Ada tujuh hal yang harus
dihindari penulis dalam menulis, yaitu: (a) jangan menulis buku tanpa melengkapi bagian-bagian buku,
seperti prakata, daftar pustaka, indeks, glosarium, (b) jangan mengirim naskah tanpa
pengantar atau proposal, (c) jangan mengutip tanpa mencantumkan
sumber kutipan, (d) jangan menulis tanpa berempati terhadap
pembaca, (e) jangan menulis tanpa referensi
yang memadai, (f) jangan asal menulis, (g) jangan menolak naskahnya disunting
editor.
c. Beberapa kiat untuk mengenali
sumber gagasan, termasuk langkah apa yang dapat dilakukan dalam mewujudkan
gagasan tersebut dengan menggunakan bahasa tulis, yaitu: (a) mengenali datangnya gagasan, (b) menggali terus apa yang ada di sekeliling (c) membaca sumber bacaan yang menyenangkan diri, (d) menjadikan membaca dan menulis sebagai kebiasaan
terlebih dahulu, (e) memulai menulis dari mana saja.
d.
Ada
beberapa cara dalam menemukan ide dengan baik, yaitu: (a) bacalah
buku-buku, (b) Baca Kitab
Suci, (c) Baca kamus, (d) Bacalah terbitan berkala, (e) menentukan
prioritas.
e.
Ada
beberapa kriteria tulisan yang dianggap bagus, diantaranya: (a) mengungkapkan hal-hal baru, (b) benar dan lengkap, (c) merupakan pendapat/ide
orisinal, (d) isinya menggugah, (e) temanya istimewa, (f)
mengandung
kejutan, (g) menyangkut peristiwa besar, (h) mengenai orang ternama, (i) bahasanya bagus, (j) penulisnya top, (k) terpublikasi melalui media
tepat.
3.2 Saran-Saran
Sebagai akhir dari
makalah ini, penulis mencantumkan beberapa saran kepada pembaca makalah ini,
diantaranya:
a.
Dalam
menulis kita harus menyadari bahwa aturan-aturan dalam makalah ini perlu kita
petuhi, namun jika kita merasa tidak leluasa, siapa yang memaksa kita. Dalam
menulis dibutuhkan pengekspresian yang bebas.
b.
Perlu
adanya sebuah keinginan sebagai motivasi untuk kita dalam menulis dan ini lebih
penting dari sekedar bakat. Banyak orang yang enggan menulis karena perihal
tidak berbakat, padahal menulis itu adalah keterampilan yang perlu diasah.
* * *
DAFTAR PUSTAKA
Anwar, Rosihan. 2005. Bahasa Jurnalistik Indonesia dan Komposisi. Yogyakarta: Media Abadi
Gong, Gola. 2005. Menemukan Ide dalam Membaca. Depok: PLF Kreativa.

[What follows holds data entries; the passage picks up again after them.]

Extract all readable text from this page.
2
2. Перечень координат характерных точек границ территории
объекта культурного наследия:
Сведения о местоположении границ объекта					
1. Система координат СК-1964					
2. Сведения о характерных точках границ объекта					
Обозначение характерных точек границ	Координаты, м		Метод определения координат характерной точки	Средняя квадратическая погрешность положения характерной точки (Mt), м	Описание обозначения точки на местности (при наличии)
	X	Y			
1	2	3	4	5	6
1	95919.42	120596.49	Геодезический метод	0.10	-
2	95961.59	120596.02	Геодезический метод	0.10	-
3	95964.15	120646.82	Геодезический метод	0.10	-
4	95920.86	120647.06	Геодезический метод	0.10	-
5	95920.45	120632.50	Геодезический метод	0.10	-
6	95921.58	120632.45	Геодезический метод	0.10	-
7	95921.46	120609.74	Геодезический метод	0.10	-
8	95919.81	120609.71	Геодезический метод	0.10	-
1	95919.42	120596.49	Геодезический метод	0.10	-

Harefa, Andrias. 2002. Agar Menulis Mengarang Bisa Gampang. Jakarta: Gramedia.
Hernowo. 2005. Mengikat
Makna Sehari-hari. Bandung: Mizan Learning Center
-----------. 2005. Menulis
Membutuhkan Membaca dan Membaca Membutuhkan Menulis. dalam http://pelitaku.sabda.org/node/144. di download pada tanggal 9 April 2010 pukul 15.00
http://duniafiksi.blogspot.com di
download pada tanggal 9 April 2010 pukul 14.50 WIB
Marahimin
Ismail. 1992. Menulis Secara Populer. Jakarta:
Pustaka Jaya.
Semi,
M. Attar. 2007. Dasar-Dasar Keterampilan
Menulis. Jakarta: Angkasa
Wiyanto,
Asul. 2004. Terampil Menulis Paragraf.